People & Perspective

“BOGO chips didn't ring correctly at the register. J. refunded one bag of Lay’s when she should’ve refunded both and resold them with price overrides. I pulled her aside and walked her through the logic: one refund leaves one bag off the books—hello, shrink. It wasn’t just a teachable moment, it was a moment that taught *me* how much corporate never explained.”

— on hands-on training and real-world logic in Store Management

“C. was furious that I’d called T. about her ‘busy work’ assignments. But when J. came in, he shook my hand right in front of her and said, ‘Thank you for helping out.’ I didn’t gloat—I just smiled. Respect doesn’t need volume.”

— on earning quiet validation and standing firm with integrity

“I once questioned why we were polishing a store for an investor visit when most days we were buried in freight, half-finished POGs, and a floor that needed sweeping. T. looked at me and said, ‘It’s not about how a store *is*, Violet—it’s about the *potential* the store has.’ That hit me hard. Of course you show the best version when you’re asking someone to believe in you.”

— on learning to see beyond the mess and into the mission

Pickle disaster moment
🥒 She was so upset. I walked around the corner and said, "Oh look! Martian peckers!
Favorite Boss moment
💬 Boss Man never forgot how to do the job, even running the register.

A Note from the Author

This page represents only a small portion of my days (and nights!) during my journey with Dollar General. The stories here are just the tip of the iceberg—moments that shaped me, challenged me, and taught me more than any training manual ever could.

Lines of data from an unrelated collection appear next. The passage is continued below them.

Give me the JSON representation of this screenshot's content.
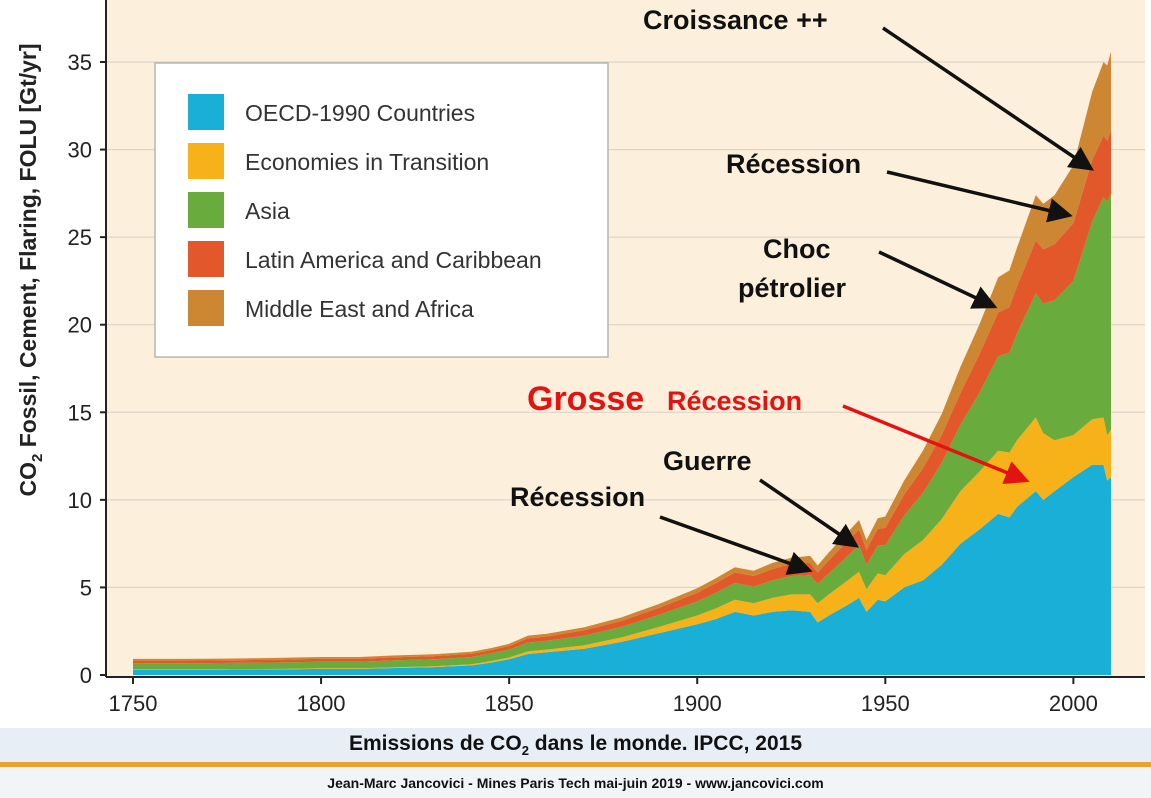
{
  "chart_data": {
    "type": "area",
    "stacked": true,
    "ylabel": "CO2 Fossil, Cement, Flaring, FOLU [Gt/yr]",
    "ylabel_parts": {
      "pre": "CO",
      "sub": "2",
      "post": " Fossil, Cement, Flaring, FOLU [Gt/yr]"
    },
    "xlim": [
      1750,
      2010
    ],
    "ylim": [
      0,
      38
    ],
    "x_ticks": [
      1750,
      1800,
      1850,
      1900,
      1950,
      2000
    ],
    "y_ticks": [
      0,
      5,
      10,
      15,
      20,
      25,
      30,
      35
    ],
    "grid": true,
    "legend_position": "top-left",
    "x": [
      1750,
      1760,
      1770,
      1780,
      1790,
      1800,
      1810,
      1820,
      1830,
      1840,
      1845,
      1850,
      1855,
      1860,
      1870,
      1880,
      1890,
      1900,
      1905,
      1910,
      1915,
      1920,
      1925,
      1930,
      1932,
      1935,
      1940,
      1943,
      1945,
      1948,
      1950,
      1955,
      1960,
      1965,
      1970,
      1975,
      1980,
      1983,
      1985,
      1990,
      1992,
      1995,
      2000,
      2005,
      2008,
      2009,
      2010
    ],
    "series": [
      {
        "name": "OECD-1990 Countries",
        "color": "#1aafd6",
        "values": [
          0.3,
          0.3,
          0.3,
          0.32,
          0.32,
          0.35,
          0.35,
          0.4,
          0.45,
          0.55,
          0.7,
          0.9,
          1.2,
          1.3,
          1.5,
          1.9,
          2.4,
          2.9,
          3.2,
          3.6,
          3.4,
          3.6,
          3.7,
          3.6,
          3.0,
          3.4,
          4.0,
          4.4,
          3.6,
          4.3,
          4.2,
          5.0,
          5.4,
          6.3,
          7.5,
          8.3,
          9.2,
          9.0,
          9.6,
          10.5,
          10.0,
          10.5,
          11.3,
          12.0,
          12.0,
          11.1,
          11.3
        ]
      },
      {
        "name": "Economies in Transition",
        "color": "#f7b219",
        "values": [
          0.02,
          0.02,
          0.02,
          0.02,
          0.03,
          0.03,
          0.03,
          0.04,
          0.05,
          0.06,
          0.08,
          0.1,
          0.15,
          0.15,
          0.2,
          0.25,
          0.35,
          0.5,
          0.6,
          0.7,
          0.7,
          0.8,
          0.9,
          1.0,
          1.1,
          1.2,
          1.4,
          1.5,
          1.3,
          1.5,
          1.5,
          1.9,
          2.3,
          2.6,
          3.0,
          3.3,
          3.6,
          3.7,
          3.8,
          4.2,
          3.8,
          2.9,
          2.4,
          2.6,
          2.7,
          2.6,
          2.7
        ]
      },
      {
        "name": "Asia",
        "color": "#6aab3e",
        "values": [
          0.35,
          0.35,
          0.36,
          0.36,
          0.37,
          0.38,
          0.38,
          0.4,
          0.4,
          0.42,
          0.45,
          0.45,
          0.5,
          0.5,
          0.55,
          0.6,
          0.7,
          0.8,
          0.9,
          0.95,
          0.95,
          1.0,
          1.05,
          1.1,
          1.1,
          1.2,
          1.4,
          1.5,
          1.4,
          1.6,
          1.7,
          2.2,
          2.7,
          3.2,
          3.8,
          4.5,
          5.4,
          5.7,
          6.1,
          7.1,
          7.4,
          8.0,
          8.8,
          11.3,
          12.6,
          13.3,
          13.5
        ]
      },
      {
        "name": "Latin America and Caribbean",
        "color": "#e2582a",
        "values": [
          0.15,
          0.15,
          0.15,
          0.15,
          0.16,
          0.17,
          0.17,
          0.17,
          0.18,
          0.18,
          0.18,
          0.2,
          0.25,
          0.25,
          0.3,
          0.35,
          0.4,
          0.5,
          0.55,
          0.6,
          0.6,
          0.65,
          0.7,
          0.7,
          0.65,
          0.75,
          0.85,
          0.9,
          0.85,
          0.95,
          1.0,
          1.2,
          1.4,
          1.6,
          1.8,
          2.2,
          2.5,
          2.6,
          2.7,
          3.0,
          3.1,
          3.2,
          3.3,
          3.5,
          3.5,
          3.5,
          3.6
        ]
      },
      {
        "name": "Middle East and Africa",
        "color": "#cd8631",
        "values": [
          0.1,
          0.1,
          0.1,
          0.1,
          0.1,
          0.1,
          0.1,
          0.11,
          0.11,
          0.12,
          0.12,
          0.13,
          0.15,
          0.15,
          0.18,
          0.2,
          0.22,
          0.25,
          0.28,
          0.3,
          0.3,
          0.35,
          0.35,
          0.4,
          0.4,
          0.45,
          0.5,
          0.55,
          0.55,
          0.6,
          0.65,
          0.8,
          1.0,
          1.2,
          1.5,
          1.7,
          2.0,
          2.1,
          2.2,
          2.6,
          2.6,
          2.8,
          3.3,
          3.9,
          4.2,
          4.3,
          4.5
        ]
      }
    ],
    "annotations": [
      {
        "text": "Croissance ++",
        "color": "#111111",
        "size": 27,
        "ax": 1090,
        "ay": 168
      },
      {
        "text": "Récession",
        "color": "#111111",
        "size": 27,
        "ax": 1068,
        "ay": 215
      },
      {
        "text": "Choc",
        "color": "#111111",
        "size": 27,
        "ax": 0,
        "ay": 0
      },
      {
        "text": "pétrolier",
        "color": "#111111",
        "size": 27,
        "ax": 993,
        "ay": 306
      },
      {
        "text": "Grosse",
        "color": "#e31313",
        "size": 34,
        "ax": 0,
        "ay": 0
      },
      {
        "text": "Récession",
        "color": "#e31313",
        "size": 27,
        "ax": 1025,
        "ay": 480
      },
      {
        "text": "Guerre",
        "color": "#111111",
        "size": 27,
        "ax": 855,
        "ay": 545
      },
      {
        "text": "Récession",
        "color": "#111111",
        "size": 27,
        "ax": 808,
        "ay": 570
      }
    ]
  },
  "caption": {
    "title_pre": "Emissions de CO",
    "title_sub": "2",
    "title_post": " dans le monde. IPCC, 2015",
    "credit": "Jean-Marc Jancovici - Mines Paris Tech mai-juin 2019 - www.jancovici.com"
  },
  "colors": {
    "background": "#fcf0dc",
    "grid": "#d8d0c4",
    "axis": "#222222"
  }
}
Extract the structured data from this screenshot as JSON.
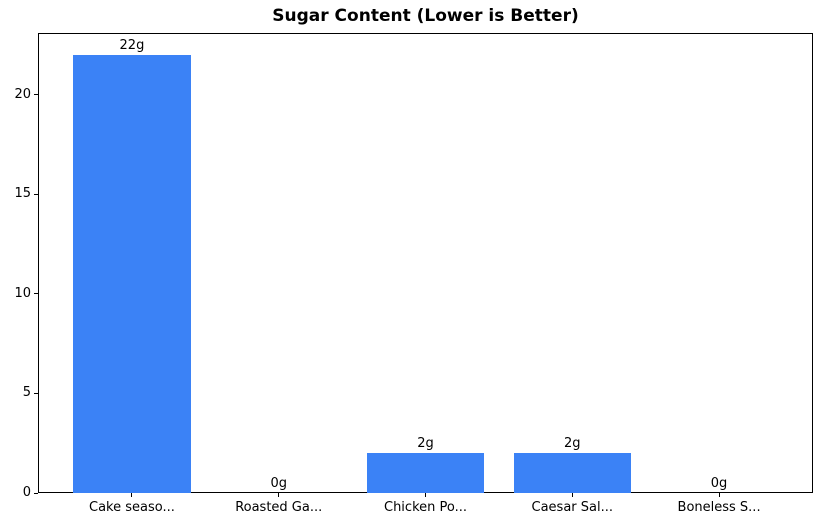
{
  "chart_data": {
    "type": "bar",
    "title": "Sugar Content (Lower is Better)",
    "categories": [
      "Cake seaso...",
      "Roasted Ga...",
      "Chicken Po...",
      "Caesar Sal...",
      "Boneless S..."
    ],
    "values": [
      22,
      0,
      2,
      2,
      0
    ],
    "value_labels": [
      "22g",
      "0g",
      "2g",
      "2g",
      "0g"
    ],
    "yticks": [
      0,
      5,
      10,
      15,
      20
    ],
    "ylim": [
      0,
      23.1
    ],
    "xlim": [
      -0.64,
      4.64
    ],
    "bar_width_units": 0.8,
    "bar_color": "#3b82f6",
    "xlabel": "",
    "ylabel": "",
    "grid": false,
    "legend_position": "none"
  }
}
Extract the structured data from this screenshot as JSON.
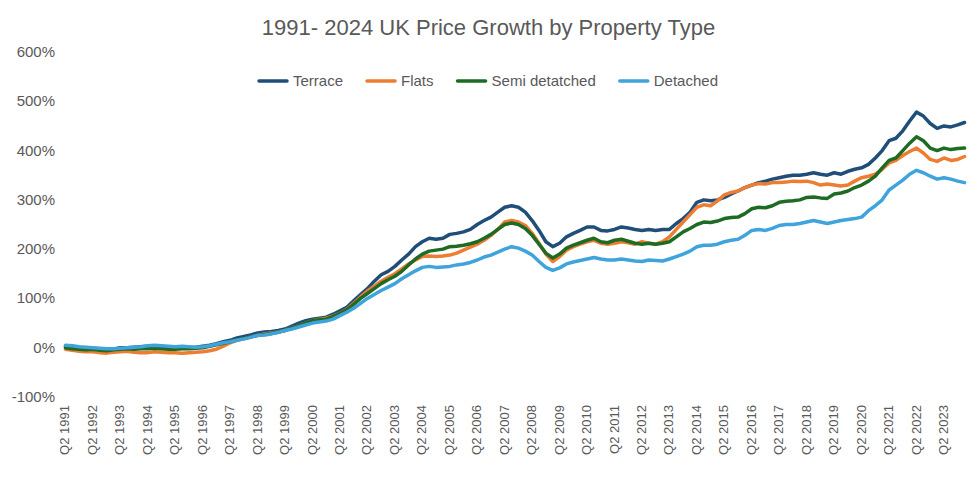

I’m considering writing a full version as part of a memoir—one that captures the grit, the absurdity, the camaraderie, and the quiet victories that never made it into a report. Because behind every planogram and payroll crunch was a human being trying to do right by her team, her customers, and herself.

If you’ve ever worked retail, you’ll recognize the rhythm. If you haven’t, maybe this will help you see the people behind the counter a little differently.

Where I’m Headed

Today, I’m proud to be chasing the next adventure—coding websites, building creative interfaces, and solving real problems with real people. My toolkit includes HTML, CSS, responsive design, and an eye for detail, but my true strengths were forged long before I ever opened a code editor.

I bring stories that shaped me, stamina earned from years on my feet, and strategy sharpened on the sales floor. Whether I’m refining a layout in Notepad++ or figuring out how to make a sidebar behave across screen sizes, I lean on everything I’ve learned: ask the right questions, expect the unexpected, and always leave a place better than I found it.

This site—and this story—isn’t just about where I’ve been. It’s about where I’m going. And I believe, without a doubt, the best days of my career are still ahead.